US Senate majority leader Mitch McConnell had earlier in the month condemned Trump's withdrawal of troops from north-east Syria. PHOTO: EPA-EFE

WASHINGTON (AFP) - US Senate majority leader Mitch McConnell on Friday (Oct 18) attacked President Donald Trump's decision to pull troops from Syria as "a strategic nightmare" that will help Washington's foes and hurt its allies.

"Withdrawing US forces from Syria is a grave strategic mistake," McConnell, the top Republican in Congress, wrote in an op-ed published in The Washington Post.

"It will leave the American people and homeland less safe, embolden our enemies, and weaken important alliances."

His comments come after Trump on Wednesday defended his decision to pull US troops out of Syria as "strategically brilliant".

McConnell, usually a staunch supporter of the president, had earlier in the month condemned Trump's withdrawal of troops from north-east Syria, which sparked a week-long Turkish offensive against the Kurds who were allied with the US in the fight against the Islamic State in Iraq and Syria.

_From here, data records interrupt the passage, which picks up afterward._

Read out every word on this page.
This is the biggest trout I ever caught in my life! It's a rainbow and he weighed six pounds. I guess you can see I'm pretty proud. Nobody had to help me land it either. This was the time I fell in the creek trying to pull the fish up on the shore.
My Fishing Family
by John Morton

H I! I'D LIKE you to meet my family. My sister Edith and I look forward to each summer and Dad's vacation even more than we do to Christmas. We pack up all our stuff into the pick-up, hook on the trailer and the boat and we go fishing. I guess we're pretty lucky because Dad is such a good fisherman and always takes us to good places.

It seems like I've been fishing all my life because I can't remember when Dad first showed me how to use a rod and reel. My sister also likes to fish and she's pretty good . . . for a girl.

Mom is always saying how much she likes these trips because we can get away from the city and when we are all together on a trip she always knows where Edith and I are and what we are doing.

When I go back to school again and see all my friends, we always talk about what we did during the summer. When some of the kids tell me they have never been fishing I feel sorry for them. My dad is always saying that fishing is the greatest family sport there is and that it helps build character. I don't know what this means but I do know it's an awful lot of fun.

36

Fighting has continued despite a temporary ceasefire Vice-President Mike Pence brokered with Ankara.

"The combination of a US pullback and the escalating Turkish-Kurdish hostilities is creating a strategic nightmare for our country," McConnell wrote in his opinion piece.

"Even if the five-day ceasefire announced Thursday holds, events of the past week have set back the United States' campaign against the Islamic State and other terrorists," he said.

McConnell did not mention Trump by name, though he did liken the Syria withdrawal to the foreign policy of Trump's Democratic predecessor Barack Obama.

"We saw the Islamic State flourish in Iraq after President Barack Obama's retreat. We will see these things anew in Syria and Afghanistan if we abandon our partners and retreat from these conflicts before they are won," McConnell wrote.

"America's wars will be 'endless' only if America refuses to win them," he added in an apparent jab at Trump's insistence that the withdrawal was necessary "to get out of these ridiculous Endless Wars".

The offensive has killed more than 500 people, including dozens of civilians, while some 300,000 civilians have been displaced within Syria, according to the Syrian Observatory for Human Rights war monitor.

Turkey agreed to suspend its offensive for five days in northern Syria while Kurdish fighters withdraw from the area, following high-stakes talks with Pence in Ankara.